De rechtbank heeft voorts terecht geoordeeld dat het college de dreiging van dakloosheid onvoldoende concreet heeft mogen achten. Weliswaar was destijds bekend dat het pand op enig moment zou worden gesloopt of gerenoveerd, maar niet wanneer dit zou gebeuren en ook niet wat daarvan het gevolg zou zijn voor [appellante]. Daar komt bij dat het college het standpunt heeft mogen innemen dat niet aannemelijk is gemaakt dat het wonen in een andere kamer of een woning in tijdelijke verhuur voor [appellante] niet mogelijk is of dat zij dan haar co-ouderschap niet zou kunnen uitvoeren. Wonen in een kamer waardoor weinig leefruimte aanwezig is is weliswaar geen ideale situatie en de wens van [appellante] om meer leefruimte aan haar zoon te bieden is dan ook begrijpelijk, maar dit betekent niet dat dergelijke woonruimte in haar situatie niet mogelijk is.
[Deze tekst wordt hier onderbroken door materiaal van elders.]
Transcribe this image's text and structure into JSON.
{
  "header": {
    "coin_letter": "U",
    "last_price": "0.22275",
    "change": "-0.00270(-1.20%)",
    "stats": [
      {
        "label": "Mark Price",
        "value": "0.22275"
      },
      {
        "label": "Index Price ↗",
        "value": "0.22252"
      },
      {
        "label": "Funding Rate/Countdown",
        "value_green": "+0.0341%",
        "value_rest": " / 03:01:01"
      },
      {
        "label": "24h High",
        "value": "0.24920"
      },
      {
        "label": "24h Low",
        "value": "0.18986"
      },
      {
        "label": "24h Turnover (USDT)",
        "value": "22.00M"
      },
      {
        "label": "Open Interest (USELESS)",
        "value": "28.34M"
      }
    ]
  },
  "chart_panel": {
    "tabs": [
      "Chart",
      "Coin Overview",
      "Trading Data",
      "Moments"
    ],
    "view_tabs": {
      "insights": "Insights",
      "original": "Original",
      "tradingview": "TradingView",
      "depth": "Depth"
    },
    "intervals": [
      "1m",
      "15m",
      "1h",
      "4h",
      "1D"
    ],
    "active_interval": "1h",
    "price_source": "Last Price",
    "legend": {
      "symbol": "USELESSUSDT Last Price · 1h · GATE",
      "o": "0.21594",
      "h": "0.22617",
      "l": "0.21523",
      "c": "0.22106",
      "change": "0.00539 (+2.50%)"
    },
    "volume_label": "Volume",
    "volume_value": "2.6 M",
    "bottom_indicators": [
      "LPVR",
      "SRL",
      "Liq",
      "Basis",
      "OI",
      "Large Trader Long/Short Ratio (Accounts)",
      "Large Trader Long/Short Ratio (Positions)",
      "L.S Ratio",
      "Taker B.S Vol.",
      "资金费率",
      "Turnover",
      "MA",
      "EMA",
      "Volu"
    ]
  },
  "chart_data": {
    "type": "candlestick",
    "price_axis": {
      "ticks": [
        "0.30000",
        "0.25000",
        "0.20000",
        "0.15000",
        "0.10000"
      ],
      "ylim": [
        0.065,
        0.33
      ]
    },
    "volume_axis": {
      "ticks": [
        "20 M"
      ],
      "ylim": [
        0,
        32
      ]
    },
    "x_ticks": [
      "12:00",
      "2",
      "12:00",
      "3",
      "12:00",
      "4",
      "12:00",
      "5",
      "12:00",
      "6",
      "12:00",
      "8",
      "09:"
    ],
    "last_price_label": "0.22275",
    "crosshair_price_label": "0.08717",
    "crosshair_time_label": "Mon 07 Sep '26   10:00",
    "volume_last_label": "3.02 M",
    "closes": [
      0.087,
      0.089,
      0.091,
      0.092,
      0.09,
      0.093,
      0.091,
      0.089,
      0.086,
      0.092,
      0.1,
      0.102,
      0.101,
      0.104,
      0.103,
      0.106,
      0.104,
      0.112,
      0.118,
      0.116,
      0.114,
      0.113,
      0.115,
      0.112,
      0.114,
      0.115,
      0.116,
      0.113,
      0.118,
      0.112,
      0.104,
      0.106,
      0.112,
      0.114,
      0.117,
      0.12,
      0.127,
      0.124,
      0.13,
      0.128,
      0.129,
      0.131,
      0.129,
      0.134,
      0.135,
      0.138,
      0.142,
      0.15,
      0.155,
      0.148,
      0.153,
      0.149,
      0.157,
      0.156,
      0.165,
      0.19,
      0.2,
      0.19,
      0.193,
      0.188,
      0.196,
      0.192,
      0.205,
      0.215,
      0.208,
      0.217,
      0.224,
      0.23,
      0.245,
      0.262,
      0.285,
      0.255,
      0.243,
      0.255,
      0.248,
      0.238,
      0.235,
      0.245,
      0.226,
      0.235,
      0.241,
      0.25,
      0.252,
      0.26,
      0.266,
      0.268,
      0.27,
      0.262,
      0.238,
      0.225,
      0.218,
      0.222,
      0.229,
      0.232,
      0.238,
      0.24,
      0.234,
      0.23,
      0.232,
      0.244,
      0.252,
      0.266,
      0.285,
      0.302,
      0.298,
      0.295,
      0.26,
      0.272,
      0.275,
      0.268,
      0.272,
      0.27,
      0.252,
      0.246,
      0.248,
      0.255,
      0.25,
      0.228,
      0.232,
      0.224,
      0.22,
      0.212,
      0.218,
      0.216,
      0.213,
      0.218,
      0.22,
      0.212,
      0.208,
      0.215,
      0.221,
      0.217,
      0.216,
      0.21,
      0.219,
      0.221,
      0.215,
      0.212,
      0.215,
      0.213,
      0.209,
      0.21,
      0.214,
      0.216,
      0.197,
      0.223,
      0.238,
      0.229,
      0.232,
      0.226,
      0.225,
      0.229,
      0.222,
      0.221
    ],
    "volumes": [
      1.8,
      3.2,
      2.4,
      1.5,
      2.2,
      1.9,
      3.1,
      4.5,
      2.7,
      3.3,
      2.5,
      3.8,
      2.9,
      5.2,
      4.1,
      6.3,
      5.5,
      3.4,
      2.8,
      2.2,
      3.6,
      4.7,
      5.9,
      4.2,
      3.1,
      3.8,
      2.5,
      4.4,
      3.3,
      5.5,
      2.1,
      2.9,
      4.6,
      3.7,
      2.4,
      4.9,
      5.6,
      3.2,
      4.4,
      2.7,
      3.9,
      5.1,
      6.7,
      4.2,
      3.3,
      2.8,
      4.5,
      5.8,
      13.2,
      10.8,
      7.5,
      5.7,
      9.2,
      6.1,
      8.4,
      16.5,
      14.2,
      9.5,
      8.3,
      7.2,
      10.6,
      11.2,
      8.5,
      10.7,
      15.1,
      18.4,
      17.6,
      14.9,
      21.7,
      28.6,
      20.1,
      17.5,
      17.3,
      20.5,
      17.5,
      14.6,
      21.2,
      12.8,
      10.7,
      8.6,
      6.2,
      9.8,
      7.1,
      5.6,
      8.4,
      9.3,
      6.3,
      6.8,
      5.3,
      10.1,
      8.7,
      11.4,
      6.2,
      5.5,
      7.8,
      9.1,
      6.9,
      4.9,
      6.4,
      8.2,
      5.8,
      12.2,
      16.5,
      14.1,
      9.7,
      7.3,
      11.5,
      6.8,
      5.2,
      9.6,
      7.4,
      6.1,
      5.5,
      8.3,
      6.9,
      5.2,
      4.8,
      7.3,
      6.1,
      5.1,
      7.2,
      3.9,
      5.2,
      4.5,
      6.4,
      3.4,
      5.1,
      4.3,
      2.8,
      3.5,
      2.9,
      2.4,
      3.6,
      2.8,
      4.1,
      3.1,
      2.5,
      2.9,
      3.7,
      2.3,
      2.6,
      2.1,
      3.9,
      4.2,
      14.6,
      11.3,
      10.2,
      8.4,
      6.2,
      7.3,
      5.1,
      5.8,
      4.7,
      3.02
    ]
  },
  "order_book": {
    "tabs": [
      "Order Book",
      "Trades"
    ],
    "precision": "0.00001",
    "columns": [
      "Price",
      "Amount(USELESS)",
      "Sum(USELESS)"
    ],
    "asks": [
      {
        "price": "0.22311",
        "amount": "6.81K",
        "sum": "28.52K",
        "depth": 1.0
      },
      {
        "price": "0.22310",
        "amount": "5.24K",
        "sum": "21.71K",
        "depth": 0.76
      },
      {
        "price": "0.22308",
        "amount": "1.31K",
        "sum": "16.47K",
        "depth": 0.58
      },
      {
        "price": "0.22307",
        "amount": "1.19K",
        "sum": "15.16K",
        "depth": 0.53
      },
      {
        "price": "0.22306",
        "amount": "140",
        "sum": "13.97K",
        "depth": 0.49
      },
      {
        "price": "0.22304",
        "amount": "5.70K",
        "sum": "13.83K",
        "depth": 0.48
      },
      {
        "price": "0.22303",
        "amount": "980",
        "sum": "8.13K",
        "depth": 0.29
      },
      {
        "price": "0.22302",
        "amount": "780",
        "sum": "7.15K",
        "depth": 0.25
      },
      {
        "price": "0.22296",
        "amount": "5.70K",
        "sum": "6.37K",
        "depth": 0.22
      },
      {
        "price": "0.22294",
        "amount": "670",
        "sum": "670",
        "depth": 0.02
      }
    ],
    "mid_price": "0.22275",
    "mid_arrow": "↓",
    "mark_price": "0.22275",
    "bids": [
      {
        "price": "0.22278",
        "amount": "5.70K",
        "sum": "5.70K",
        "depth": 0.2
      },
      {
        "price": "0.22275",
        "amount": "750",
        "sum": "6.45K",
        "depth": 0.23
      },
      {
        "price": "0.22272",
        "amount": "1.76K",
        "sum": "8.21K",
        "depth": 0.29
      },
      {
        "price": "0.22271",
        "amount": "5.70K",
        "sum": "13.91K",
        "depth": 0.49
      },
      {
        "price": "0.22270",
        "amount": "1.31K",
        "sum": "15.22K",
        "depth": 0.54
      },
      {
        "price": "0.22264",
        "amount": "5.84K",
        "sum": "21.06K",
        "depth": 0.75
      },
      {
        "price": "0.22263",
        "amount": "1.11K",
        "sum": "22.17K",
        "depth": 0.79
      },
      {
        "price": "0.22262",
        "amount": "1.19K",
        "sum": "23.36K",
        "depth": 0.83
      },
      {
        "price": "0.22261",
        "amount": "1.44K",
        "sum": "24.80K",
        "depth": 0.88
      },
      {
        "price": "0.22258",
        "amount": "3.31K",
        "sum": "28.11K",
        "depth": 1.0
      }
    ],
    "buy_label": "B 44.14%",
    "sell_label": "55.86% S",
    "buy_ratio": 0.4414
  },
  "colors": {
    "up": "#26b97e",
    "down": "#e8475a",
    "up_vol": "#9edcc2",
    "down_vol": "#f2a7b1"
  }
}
Voor toepassing van de hardheidsclausule heeft het college in redelijkheid geen grond behoeven te zien. Hoewel de situatie van [appellante] niet ideaal is, heeft het college in redelijkheid mogen stellen dat deze niet zo ernstig is dat dit voorrang op andere woningzoekenden die daardoor langer moeten wachten, rechtvaardigt.
Het betoog faalt.
6. Het hoger beroep is ongegrond. De aangevallen uitspraak dient te worden bevestigd.
7. Voor een proceskostenveroordeling bestaat geen aanleiding.
Beslissing
De Afdeling bestuursrechtspraak van de Raad van State:
bevestigt de aangevallen uitspraak.
Aldus vastgesteld door mr. C.H.M. van Altena, lid van de enkelvoudige kamer, in tegenwoordigheid van mr. S. Langeveld-Mak, griffier.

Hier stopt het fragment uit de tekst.